Thursday, February 05, 2009


The Appellate Term's decision in A.B. Med. Servs., PLLC v. Country-Wide Ins. Co., 2008 NYSlipOp 52651(U) (App. Term, 2d Dep't, 2008) was posted today.

The decision is kind of messy, covering various issues briefly, but there's one interesting point. The Appellate Term found the following: "Since the affidavit of defendant's no-fault litigation supervisor lacks specificity to support the assertion that defendant did not receive the verification it requested, it was insufficient to establish that the verification was still outstanding and, thus, that defendant's time to pay or deny the claims was tolled."

I'm not sure what this means, and I can't find this language in prior no-fault decisions. What level of specificity is now required in a claim rep's affidavit to establish that requested verification was not received? Is it not enough for the rep to simply state that the verification was never received?

In any event, it appears that the Appellate Term has opened up a new avenue of attack on insurers' affidavits.

1 comment:

Anonymous said...

Logic dictates that carriers can be no more conclusory regarding proof of lack of receipt as they can be with respect to proof of mailing.

Proof of lack of receipt will end up being determined by comparable standards as proof of mailing.

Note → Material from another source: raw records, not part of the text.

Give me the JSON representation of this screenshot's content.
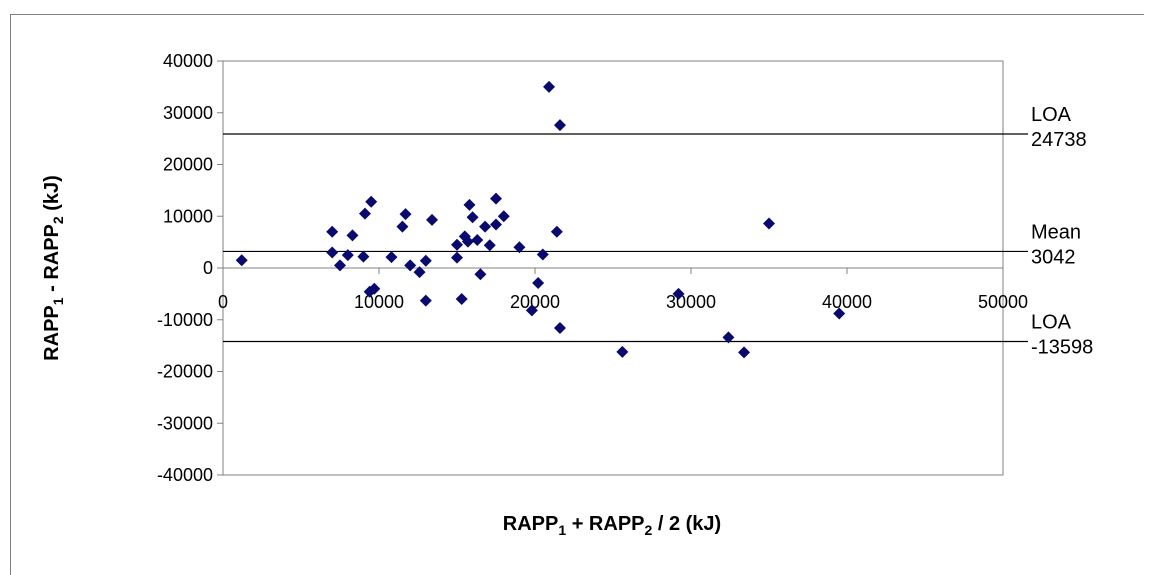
{
  "chart_data": {
    "type": "scatter",
    "xlabel": {
      "base": "RAPP",
      "sub1": "1",
      "mid": " + RAPP",
      "sub2": "2",
      "tail": " / 2 (kJ)"
    },
    "ylabel": {
      "base": "RAPP",
      "sub1": "1",
      "mid": " - RAPP",
      "sub2": "2",
      "tail": " (kJ)"
    },
    "xlim": [
      0,
      50000
    ],
    "ylim": [
      -40000,
      40000
    ],
    "x_ticks": [
      0,
      10000,
      20000,
      30000,
      40000,
      50000
    ],
    "y_ticks": [
      40000,
      30000,
      20000,
      10000,
      0,
      -10000,
      -20000,
      -30000,
      -40000
    ],
    "grid": false,
    "marker": "diamond",
    "marker_color": "#0a0a6e",
    "series": [
      {
        "points": [
          [
            1200,
            1500
          ],
          [
            7000,
            7000
          ],
          [
            7000,
            3000
          ],
          [
            7500,
            500
          ],
          [
            8000,
            2500
          ],
          [
            8300,
            6300
          ],
          [
            9000,
            2200
          ],
          [
            9100,
            10500
          ],
          [
            9500,
            12800
          ],
          [
            9400,
            -4600
          ],
          [
            9700,
            -4000
          ],
          [
            10800,
            2100
          ],
          [
            11500,
            8000
          ],
          [
            11700,
            10400
          ],
          [
            12000,
            500
          ],
          [
            12600,
            -800
          ],
          [
            13000,
            1400
          ],
          [
            13000,
            -6300
          ],
          [
            13400,
            9300
          ],
          [
            15000,
            2000
          ],
          [
            15000,
            4500
          ],
          [
            15300,
            -6000
          ],
          [
            15500,
            6100
          ],
          [
            15700,
            5100
          ],
          [
            15800,
            12200
          ],
          [
            16000,
            9800
          ],
          [
            16300,
            5400
          ],
          [
            16500,
            -1200
          ],
          [
            16800,
            8000
          ],
          [
            17100,
            4400
          ],
          [
            17500,
            13400
          ],
          [
            17500,
            8400
          ],
          [
            18000,
            10000
          ],
          [
            19000,
            4000
          ],
          [
            19800,
            -8200
          ],
          [
            20200,
            -2900
          ],
          [
            20500,
            2600
          ],
          [
            20900,
            35000
          ],
          [
            21400,
            7000
          ],
          [
            21600,
            -11600
          ],
          [
            21600,
            27600
          ],
          [
            25600,
            -16200
          ],
          [
            29200,
            -5000
          ],
          [
            32400,
            -13400
          ],
          [
            33400,
            -16300
          ],
          [
            35000,
            8600
          ],
          [
            39500,
            -8800
          ]
        ]
      }
    ],
    "reference_lines": [
      {
        "y": 25900,
        "label1": "LOA",
        "label2": "24738"
      },
      {
        "y": 3200,
        "label1": "Mean",
        "label2": "3042"
      },
      {
        "y": -14200,
        "label1": "LOA",
        "label2": "-13598"
      }
    ]
  }
}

Two factors are in the equation (1) foundation testimony (i.e. that the employee would have knowledge of office practices used to ensure proper receipt of mail, and (2) testimony that the office practices are sufficently geared to ensure the proper receipt and logging of internal mail.

Cases providing the affiant must have a foundation regarding mailing practices include:

Claim of Feinerman, 97 A.D.2d 920, 470 N.Y.S.2d 762 (3rd Dept. 1983) (presumption of mailing not established when “[t]here was no testimony about where the representative worked, what her duties were in regard to the mailing of the purported letter or whether she was working at the time the letters were actually mailed”); See Uniondale Chiropractic Office v. State Farm Mut. Auto Ins. Co., 20 Misc3d 1130(A) (Dist. Ct Nassau County, August 7, 2008, by Hon. Engel, J. JDC) (The Court rejected the carrier’s attempt to establish the presumption of mailing of denial of claims forms through an affidavit of an employee reasoning, in part: “While Ms. Bernstein alleges she made her ‘afffiramations (sic) based upon [her] personal knowledge[,]’ she utterly ‘failed to set forth a basis to support her conclusory assertion,’ First Aid Occupational Therapy, PLLC v. State Farm Fire and Casualty Co, 19 Misc3d 143(A) (App. Term 2nd and 11th Jud. Dist. 2008), which is insufficient as a matter of law”); Montefiore Medical Center v. Government Employees Ins., 34 A.D.3d 771, 826 N.Y.S.2d 616 (2nd Dept. 2006)(Regarding affidavit of employee of carrier establishing carrier had mailed payments to other medical providers regarding assignee at issue, the Appellate Division ruled, “[f]urthermore, the affidavit and documentary evidence submitted by the defendant in opposition to the plaintiff's motion for summary judgment were in admissible form, since the affiant adequately stated her basis of knowledge for the facts asserted in her affidavit and laid a proper foundation for the introduction of the documents”); Hernandez v. Merchants Mut. Ins. Co., 14 Misc.3d 1215(A), 836 N.Y.S.2d 485 (Sup Ct New York County 2006) (“In addition to the absence of actual proof of mailing, James’ limited knowledge regarding MERCHANTS’ mailing procedures and the workings of the mail-room is insufficient to establish as a matter of law that the subject letter was properly addressed and mailed”); Andrew Carothers, M.D., P.C. v. Progressive Ins. Co., 14 Misc.3d 1210(A), 836 N.Y.S.2d 483 (Civ Ct New York County 2006)(“the Insurance Companies should produce the proper witnesses from the mailing room, who could testify that it is their duty to ensure that items are properly addressed and mailed or it is their duty to ensure compliance with said general office procedures or that they have actual knowledge that the mailing procedure, as part of the standard general office procedure, is followed).

The rule regarding proof of lack of receipt will be extrapolated from cases that require an explination of offices practices used to ensure proper delivery, such as: See Lumbermens Mutual Casualty Company v. Collins, 521 N.Y.S.2d 432 (1st Dept. 1987); Presutto v. Travelers Ins. Co., 851 NYS2d 66 (Civ. Ct New York County 2007); In the Matter of State-Wide Ins. Co., 608 NYS2d 274 (2nd Dept. 1994) (illustrating the appropriate manner used to establish proof of mailing through testimony regarding office procedures).